Sovyet Sosyalist Cumhuriyetler Birliği'nin (SSCB) yıkılışının üzerinden 31 yıl geçmiş olmasına rağmen birliği oluşturan cumhuriyetler arasındaki sorunların sayısı azalmıyor. Ermenistan’ın Azerbaycan’a saldırmaya devam etmesi, Tacikistan ile Kırgızistan sınır çatışmalarının belirli aralıklarla alevlenmesi, Ukrayna’da yaşananların artık adeta Rusya-Batı savaşına dönüşmesi ve ciddi olarak üçüncü dünya savaşından bahsedilmeye başlanması, bu sorunların başında geliyor.
Rusya’nın kısmi seferberliğini Rus yetkililer "eldeki toprakları" korumak amacıyla gerçekleştirdiklerini dile getirseler de yakında bölgenin istikrara kavuşması gerçekçi görünmüyor
Sovyetlerden kalan miras
Baltık cumhuriyetleri dışında diğer eski Sovyet cumhuriyetlerinde de benzer sorunların yaşanması her zaman ihtimal dahilinde. Bu durumun sebebi, gerek Sovyetler zamanında gerekse de Çarlık Rusyası döneminde izlenen siyasetler ve SSCB dağılırken cumhuriyetlerin; örneğin Yugoslavya’dan farklı olarak; daha "medeni" bir ayrılış yolunu seçmeleridir. Yani 1990’lı yıllarda çeşitli sebeplerden ve dönemin şartlarından ötürü çözümü ertelenen sorunlar, 21. yüzyılın başından itibaren yeniden kendilerinden söz ettirmeye başladı. Sorunların derecesini artıran önemli husus ise bölgesel ve küresel güçlerin müdahalesi. Nitekim hangi sorun olursa olsun iki ülke arasındaki bir krizin, çatışmanın, savaşın çok daha büyük bir boyuta dönüşüp dönüşmeyeceği tartışılmaya başlanıyor. Bugün Rusya-Ukrayna hattında yaşananlar da tüm bunlara iyi bir örnek teşkil ediyor.

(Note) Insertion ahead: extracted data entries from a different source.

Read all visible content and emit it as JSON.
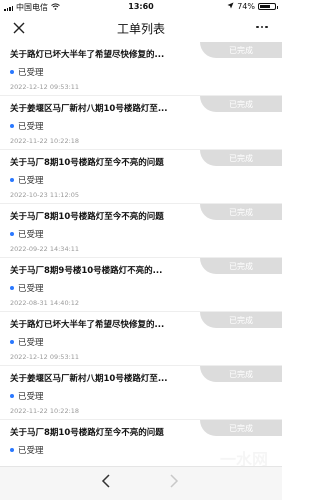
{
  "status_bar": {
    "carrier": "中国电信",
    "time": "13:60",
    "battery": "74%",
    "battery_level": 0.74
  },
  "nav": {
    "title": "工单列表",
    "close_icon": "close-icon",
    "more_icon": "more-icon"
  },
  "items": [
    {
      "title": "关于路灯已坏大半年了希望尽快修复的...",
      "status": "已受理",
      "date": "2022-12-12 09:53:11",
      "badge": "已完成"
    },
    {
      "title": "关于姜堰区马厂新村八期10号楼路灯至...",
      "status": "已受理",
      "date": "2022-11-22 10:22:18",
      "badge": "已完成"
    },
    {
      "title": "关于马厂8期10号楼路灯至今不亮的问题",
      "status": "已受理",
      "date": "2022-10-23 11:12:05",
      "badge": "已完成"
    },
    {
      "title": "关于马厂8期10号楼路灯至今不亮的问题",
      "status": "已受理",
      "date": "2022-09-22 14:34:11",
      "badge": "已完成"
    },
    {
      "title": "关于马厂8期9号楼10号楼路灯不亮的...",
      "status": "已受理",
      "date": "2022-08-31 14:40:12",
      "badge": "已完成"
    },
    {
      "title": "关于路灯已坏大半年了希望尽快修复的...",
      "status": "已受理",
      "date": "2022-12-12 09:53:11",
      "badge": "已完成"
    },
    {
      "title": "关于姜堰区马厂新村八期10号楼路灯至...",
      "status": "已受理",
      "date": "2022-11-22 10:22:18",
      "badge": "已完成"
    },
    {
      "title": "关于马厂8期10号楼路灯至今不亮的问题",
      "status": "已受理",
      "date": "",
      "badge": "已完成"
    }
  ],
  "toolbar": {
    "back_icon": "back-arrow-icon",
    "forward_icon": "forward-arrow-icon"
  }
}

Bilindiği gibi Rusya, Ukrayna’da yaşananları "özel harekat" olarak adlandırıyor. Bununla birlikte baştan beri Batı'nın Ukrayna'ya maddi, istihbarat ve askeri desteği de dile getirildi ki, Batı ülkeleri bunu saklamıyor, hatta desteği arttırmaya devam edeceklerini belirtiyorlar. SSCB'nin parçalanmasından sonra Ukrayna’da izlenen siyaset de aslında Rusya-Ukrayna meselesinden ziyade, hep Rusya-Batı mücadelesinin bir boyutunu oluşturdu. Bu mücadele çerçevesinde de Batı "renkli devrimleri", Rusya ise "referandumları" kullanıyor. Son günlerde bölgede yaşanan gelişmeler de tüm bunların hem bir neticesi hem de bir örneğidir.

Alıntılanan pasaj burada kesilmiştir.